Pour mixture into prepared pan and bake until a tester comes out clean, about 40 to 50 minutes (more like 20-25 for muffins). Cool loaf in pan on rack.
If you haven't already run off to bake some of your own at this point (I totally don't blame you) you should stick around and learn a little more about gluten free flour. I'm not an expert, but I've done a ton of reading, and since baking is a science anyway, understanding the rules is more than half the battle.
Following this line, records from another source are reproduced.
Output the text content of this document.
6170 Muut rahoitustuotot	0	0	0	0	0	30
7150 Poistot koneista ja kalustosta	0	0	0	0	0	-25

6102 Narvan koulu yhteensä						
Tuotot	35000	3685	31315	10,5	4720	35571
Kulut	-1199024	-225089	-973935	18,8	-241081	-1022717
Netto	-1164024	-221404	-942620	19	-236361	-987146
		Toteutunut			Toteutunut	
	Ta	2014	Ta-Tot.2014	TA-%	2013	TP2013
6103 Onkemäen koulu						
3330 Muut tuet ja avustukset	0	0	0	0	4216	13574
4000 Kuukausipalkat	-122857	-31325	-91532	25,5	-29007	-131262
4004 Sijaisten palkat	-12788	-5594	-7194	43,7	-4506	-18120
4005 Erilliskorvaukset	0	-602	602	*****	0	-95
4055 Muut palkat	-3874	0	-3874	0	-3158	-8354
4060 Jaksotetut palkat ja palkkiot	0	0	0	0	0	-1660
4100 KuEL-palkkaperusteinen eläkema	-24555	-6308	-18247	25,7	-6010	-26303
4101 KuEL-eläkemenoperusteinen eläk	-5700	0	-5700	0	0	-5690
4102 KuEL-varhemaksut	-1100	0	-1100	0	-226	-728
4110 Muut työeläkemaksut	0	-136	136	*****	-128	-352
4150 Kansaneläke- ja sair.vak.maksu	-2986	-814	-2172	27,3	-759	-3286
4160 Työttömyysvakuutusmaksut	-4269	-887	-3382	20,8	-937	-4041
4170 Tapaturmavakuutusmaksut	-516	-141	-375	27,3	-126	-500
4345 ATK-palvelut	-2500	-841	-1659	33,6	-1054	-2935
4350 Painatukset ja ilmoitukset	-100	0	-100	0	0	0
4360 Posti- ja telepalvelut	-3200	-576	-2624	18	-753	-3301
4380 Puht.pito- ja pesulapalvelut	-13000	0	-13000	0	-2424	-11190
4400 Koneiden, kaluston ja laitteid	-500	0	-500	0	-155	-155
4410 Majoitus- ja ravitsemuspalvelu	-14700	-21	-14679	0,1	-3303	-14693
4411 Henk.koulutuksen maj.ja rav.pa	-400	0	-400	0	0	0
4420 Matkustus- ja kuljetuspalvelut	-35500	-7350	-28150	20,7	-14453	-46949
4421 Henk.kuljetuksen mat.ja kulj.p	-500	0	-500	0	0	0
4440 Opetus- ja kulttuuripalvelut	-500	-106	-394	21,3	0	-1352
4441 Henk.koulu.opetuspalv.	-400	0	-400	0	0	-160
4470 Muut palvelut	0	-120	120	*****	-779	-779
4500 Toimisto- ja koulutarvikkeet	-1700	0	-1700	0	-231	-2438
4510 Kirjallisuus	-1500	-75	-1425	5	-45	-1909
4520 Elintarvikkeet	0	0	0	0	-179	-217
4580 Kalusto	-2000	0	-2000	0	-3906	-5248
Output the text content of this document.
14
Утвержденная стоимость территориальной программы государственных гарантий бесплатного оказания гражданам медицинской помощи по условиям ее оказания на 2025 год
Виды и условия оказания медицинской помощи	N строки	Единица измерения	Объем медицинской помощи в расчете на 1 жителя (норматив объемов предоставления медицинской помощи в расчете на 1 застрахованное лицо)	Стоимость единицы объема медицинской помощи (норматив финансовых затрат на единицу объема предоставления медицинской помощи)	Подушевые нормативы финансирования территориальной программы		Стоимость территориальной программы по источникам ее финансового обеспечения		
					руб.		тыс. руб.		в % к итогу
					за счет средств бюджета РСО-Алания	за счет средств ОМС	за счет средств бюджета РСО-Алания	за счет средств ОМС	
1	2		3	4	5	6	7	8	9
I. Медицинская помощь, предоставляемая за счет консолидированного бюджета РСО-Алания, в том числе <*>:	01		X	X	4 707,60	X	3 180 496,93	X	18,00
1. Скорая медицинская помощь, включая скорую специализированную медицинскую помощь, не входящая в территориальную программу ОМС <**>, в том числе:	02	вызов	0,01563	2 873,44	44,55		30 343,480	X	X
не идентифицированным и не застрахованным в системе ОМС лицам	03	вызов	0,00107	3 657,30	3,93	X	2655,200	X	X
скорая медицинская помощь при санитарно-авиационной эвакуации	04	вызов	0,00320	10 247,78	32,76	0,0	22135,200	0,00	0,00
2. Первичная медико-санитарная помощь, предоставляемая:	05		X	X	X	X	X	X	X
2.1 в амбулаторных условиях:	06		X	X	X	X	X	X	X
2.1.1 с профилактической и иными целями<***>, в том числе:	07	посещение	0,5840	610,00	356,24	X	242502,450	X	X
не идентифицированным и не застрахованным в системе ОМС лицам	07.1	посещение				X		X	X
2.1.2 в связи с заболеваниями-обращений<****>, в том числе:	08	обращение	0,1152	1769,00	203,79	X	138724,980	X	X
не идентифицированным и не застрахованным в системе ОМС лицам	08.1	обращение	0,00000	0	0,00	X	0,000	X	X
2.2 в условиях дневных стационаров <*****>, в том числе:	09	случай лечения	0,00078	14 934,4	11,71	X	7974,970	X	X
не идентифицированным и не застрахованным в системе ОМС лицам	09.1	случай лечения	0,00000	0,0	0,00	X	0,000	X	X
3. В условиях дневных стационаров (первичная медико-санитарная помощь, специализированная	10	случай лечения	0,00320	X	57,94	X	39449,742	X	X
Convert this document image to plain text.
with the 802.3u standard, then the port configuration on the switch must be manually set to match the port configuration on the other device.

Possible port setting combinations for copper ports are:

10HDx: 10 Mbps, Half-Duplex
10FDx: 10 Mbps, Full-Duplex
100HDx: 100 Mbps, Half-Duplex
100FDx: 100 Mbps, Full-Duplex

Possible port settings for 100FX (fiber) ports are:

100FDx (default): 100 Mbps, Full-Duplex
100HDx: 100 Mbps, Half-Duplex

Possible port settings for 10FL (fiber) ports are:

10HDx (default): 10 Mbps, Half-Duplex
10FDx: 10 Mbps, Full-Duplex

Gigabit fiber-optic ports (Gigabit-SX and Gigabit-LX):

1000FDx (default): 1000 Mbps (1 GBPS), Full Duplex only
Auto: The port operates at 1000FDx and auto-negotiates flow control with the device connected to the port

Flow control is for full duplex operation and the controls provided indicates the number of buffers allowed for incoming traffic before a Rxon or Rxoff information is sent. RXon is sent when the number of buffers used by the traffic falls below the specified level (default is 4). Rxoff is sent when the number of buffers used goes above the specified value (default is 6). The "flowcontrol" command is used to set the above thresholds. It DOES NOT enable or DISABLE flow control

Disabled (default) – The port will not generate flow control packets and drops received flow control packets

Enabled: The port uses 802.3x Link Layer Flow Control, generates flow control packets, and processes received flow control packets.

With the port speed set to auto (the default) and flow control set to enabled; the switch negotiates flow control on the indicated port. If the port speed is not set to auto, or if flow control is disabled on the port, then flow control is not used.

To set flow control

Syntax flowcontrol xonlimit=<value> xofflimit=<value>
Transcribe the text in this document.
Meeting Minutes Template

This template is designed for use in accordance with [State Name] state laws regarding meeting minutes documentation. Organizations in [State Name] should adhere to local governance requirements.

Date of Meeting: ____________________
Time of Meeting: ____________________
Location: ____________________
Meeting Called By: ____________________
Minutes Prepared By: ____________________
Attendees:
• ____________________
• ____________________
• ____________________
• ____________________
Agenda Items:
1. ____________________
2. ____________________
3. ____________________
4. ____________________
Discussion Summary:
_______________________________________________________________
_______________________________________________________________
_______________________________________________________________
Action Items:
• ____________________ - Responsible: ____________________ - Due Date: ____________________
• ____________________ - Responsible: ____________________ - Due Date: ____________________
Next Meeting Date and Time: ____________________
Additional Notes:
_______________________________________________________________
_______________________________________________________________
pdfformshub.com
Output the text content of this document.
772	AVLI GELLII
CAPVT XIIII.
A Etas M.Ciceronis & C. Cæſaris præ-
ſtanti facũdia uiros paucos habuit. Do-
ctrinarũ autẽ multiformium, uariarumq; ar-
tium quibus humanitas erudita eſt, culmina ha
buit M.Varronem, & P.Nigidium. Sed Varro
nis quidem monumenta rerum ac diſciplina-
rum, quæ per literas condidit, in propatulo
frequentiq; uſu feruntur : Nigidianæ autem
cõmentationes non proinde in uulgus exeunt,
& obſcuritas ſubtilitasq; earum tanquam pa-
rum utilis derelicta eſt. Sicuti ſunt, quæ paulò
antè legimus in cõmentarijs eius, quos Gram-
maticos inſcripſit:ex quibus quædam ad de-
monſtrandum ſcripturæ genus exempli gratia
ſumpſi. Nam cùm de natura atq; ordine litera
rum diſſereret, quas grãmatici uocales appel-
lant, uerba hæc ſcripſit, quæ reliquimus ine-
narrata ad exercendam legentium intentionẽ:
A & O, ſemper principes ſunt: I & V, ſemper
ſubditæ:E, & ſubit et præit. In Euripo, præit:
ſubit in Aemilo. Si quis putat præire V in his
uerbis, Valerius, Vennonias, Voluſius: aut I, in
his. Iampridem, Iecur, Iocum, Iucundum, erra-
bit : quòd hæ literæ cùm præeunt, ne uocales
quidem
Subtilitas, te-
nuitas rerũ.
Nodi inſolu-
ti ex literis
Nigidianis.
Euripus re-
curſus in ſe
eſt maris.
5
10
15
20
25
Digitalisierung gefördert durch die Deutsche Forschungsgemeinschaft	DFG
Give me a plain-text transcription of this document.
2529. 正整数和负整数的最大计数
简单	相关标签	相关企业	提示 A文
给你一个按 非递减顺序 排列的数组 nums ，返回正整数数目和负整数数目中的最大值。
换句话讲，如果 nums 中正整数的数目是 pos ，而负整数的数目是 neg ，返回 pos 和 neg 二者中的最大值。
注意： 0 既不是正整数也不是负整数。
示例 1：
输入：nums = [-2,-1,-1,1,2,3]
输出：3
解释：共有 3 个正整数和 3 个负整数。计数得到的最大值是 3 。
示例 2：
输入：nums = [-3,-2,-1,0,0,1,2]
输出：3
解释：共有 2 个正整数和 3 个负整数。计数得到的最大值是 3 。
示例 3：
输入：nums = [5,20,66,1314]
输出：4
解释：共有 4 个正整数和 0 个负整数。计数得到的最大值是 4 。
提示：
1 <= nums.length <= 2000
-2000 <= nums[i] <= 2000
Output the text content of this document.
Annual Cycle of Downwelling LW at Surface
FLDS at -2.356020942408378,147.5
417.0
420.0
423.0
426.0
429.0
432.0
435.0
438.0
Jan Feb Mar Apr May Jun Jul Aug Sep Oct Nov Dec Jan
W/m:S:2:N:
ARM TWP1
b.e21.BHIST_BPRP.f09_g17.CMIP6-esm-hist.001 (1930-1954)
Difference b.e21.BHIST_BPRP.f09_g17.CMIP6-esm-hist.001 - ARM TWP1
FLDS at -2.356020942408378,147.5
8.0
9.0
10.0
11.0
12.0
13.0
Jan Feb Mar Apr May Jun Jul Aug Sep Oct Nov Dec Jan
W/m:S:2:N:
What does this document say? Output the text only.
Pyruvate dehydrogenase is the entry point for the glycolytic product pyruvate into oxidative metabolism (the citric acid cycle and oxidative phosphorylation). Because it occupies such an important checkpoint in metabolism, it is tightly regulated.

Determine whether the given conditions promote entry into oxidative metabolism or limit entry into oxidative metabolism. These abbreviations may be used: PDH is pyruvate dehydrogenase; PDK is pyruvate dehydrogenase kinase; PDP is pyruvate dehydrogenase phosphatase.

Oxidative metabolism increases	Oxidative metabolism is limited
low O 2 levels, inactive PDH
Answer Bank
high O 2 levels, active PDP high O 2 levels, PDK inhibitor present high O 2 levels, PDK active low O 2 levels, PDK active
-About 1/3-ish of a gluten free flour blend should be starch like tapioca or potato starch. These help bind a mixture together in the absence of xanthan gum. I know I'll get over it someday, but right now xanthan gum squicks me out.
-Millet flour: this gives baked goods like cakes and quick breads a crumbly texture. It is gross, gross, gross unbaked or underbaked and should never be used in too high a proportion.
-Teff flour: this is a nutty, super high protein, very versatile flour. It gives baked goods a whole-wheat look because it's greyish brown.
-Brown Rice flour -my favorite, and a favorite in the GF baking community. It has a pretty much nonexistent taste and is relatively inexpensive. It forms the basis of most GF baking mixes.